Like her four cousins, Edith, Alice, Margaret and Norah, Agnes Hamilton attended Miss Porter's School in Farmington, Connecticut. After the death of her father in 1895, together with her sister Jessie, attended the Pennsylvania Academy of the Fine Arts in Philadelphia from 1898 to 1900 studying under Cecilia Beaux. After school, of the three sisters, only Agnes left home.

==Career==
She considered various career choices, architecture and art among them, but then became a social worker. Among her achievements: was a liaison between the First Presbyterian Church in Fort Wayne and Nebraska, a Mission School in a poor neighborhood; was a leader in the Women's Club movement; was the leader of the Students' Art League; was the founder and first president of the Local YWCA; opened the first library in Fort Wayne; was among the founders of the Bethany Presbyterian Church.

She was deeply religious and enthusiastically adhered to an evangelical religious movement founded by Frank Buchman, the Oxford Group, that promoted personal reformation and public confessions.

Her first experience of settlement life was in 1897 when she visited her cousin Alice at Hull House. In 1902 she became a resident of the Lighthouse, a Philadelphia settlement house, where she served as a director and member of the executive committee until the early 1930s.

==Personal life==
Following their mother's death, Jessie and Agnes moved to their summer home in Connecticut, close to their cousins.

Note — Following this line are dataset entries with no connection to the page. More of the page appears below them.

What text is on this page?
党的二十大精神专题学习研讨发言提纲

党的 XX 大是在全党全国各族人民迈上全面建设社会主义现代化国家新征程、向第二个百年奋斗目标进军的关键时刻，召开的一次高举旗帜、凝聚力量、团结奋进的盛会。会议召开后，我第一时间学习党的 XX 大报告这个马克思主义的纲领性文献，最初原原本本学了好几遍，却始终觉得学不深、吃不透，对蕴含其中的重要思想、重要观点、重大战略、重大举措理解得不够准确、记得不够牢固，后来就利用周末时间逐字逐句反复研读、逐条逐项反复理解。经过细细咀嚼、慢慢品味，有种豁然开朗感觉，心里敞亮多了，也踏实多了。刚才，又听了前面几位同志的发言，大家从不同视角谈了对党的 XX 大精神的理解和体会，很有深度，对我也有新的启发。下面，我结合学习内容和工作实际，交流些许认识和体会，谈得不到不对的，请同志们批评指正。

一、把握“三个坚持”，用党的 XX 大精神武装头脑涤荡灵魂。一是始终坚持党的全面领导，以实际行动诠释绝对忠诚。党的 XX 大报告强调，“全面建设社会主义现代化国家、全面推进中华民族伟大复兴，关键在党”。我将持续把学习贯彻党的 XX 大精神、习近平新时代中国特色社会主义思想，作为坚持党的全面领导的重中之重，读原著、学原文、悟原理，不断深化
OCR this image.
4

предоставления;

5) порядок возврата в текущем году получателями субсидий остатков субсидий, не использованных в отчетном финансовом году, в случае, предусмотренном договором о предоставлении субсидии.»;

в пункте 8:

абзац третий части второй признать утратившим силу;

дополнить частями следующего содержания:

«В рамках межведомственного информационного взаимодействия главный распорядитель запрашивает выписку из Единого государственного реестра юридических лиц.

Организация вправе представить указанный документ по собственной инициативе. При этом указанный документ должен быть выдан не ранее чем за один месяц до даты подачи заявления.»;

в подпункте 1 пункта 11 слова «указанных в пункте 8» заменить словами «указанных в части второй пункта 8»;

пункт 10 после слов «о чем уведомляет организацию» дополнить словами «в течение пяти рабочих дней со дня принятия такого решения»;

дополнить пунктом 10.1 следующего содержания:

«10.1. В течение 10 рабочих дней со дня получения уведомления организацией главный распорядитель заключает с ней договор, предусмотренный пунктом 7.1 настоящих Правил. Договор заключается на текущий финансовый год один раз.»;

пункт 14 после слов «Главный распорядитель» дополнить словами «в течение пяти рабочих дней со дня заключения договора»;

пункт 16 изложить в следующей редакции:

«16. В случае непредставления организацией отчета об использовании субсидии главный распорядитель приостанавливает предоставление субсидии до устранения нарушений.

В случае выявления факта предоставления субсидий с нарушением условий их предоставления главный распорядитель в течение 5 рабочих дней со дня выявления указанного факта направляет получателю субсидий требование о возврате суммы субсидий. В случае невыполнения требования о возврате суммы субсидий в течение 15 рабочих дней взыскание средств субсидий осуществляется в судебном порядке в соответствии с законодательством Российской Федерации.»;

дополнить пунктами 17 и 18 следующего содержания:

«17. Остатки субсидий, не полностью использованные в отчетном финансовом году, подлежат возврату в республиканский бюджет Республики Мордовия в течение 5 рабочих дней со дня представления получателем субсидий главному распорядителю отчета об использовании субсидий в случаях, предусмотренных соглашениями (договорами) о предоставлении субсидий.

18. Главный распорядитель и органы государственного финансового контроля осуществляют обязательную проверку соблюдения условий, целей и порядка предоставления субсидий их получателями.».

She died on November 11, 1961, and is buried at Lindenwood Cemetery, Fort Wayne, with her family.

==Legacy==
A statue to Edith, Alice and Agnes Hamilton is dedicated in Headwaters Park in downtown Fort Wayne.

In 2005, Indiana University–Purdue University Fort Wayne formed the Society of Hamilton Sisters to honor the achievements, service contributions, and outstanding accomplishments of middle and high school girls.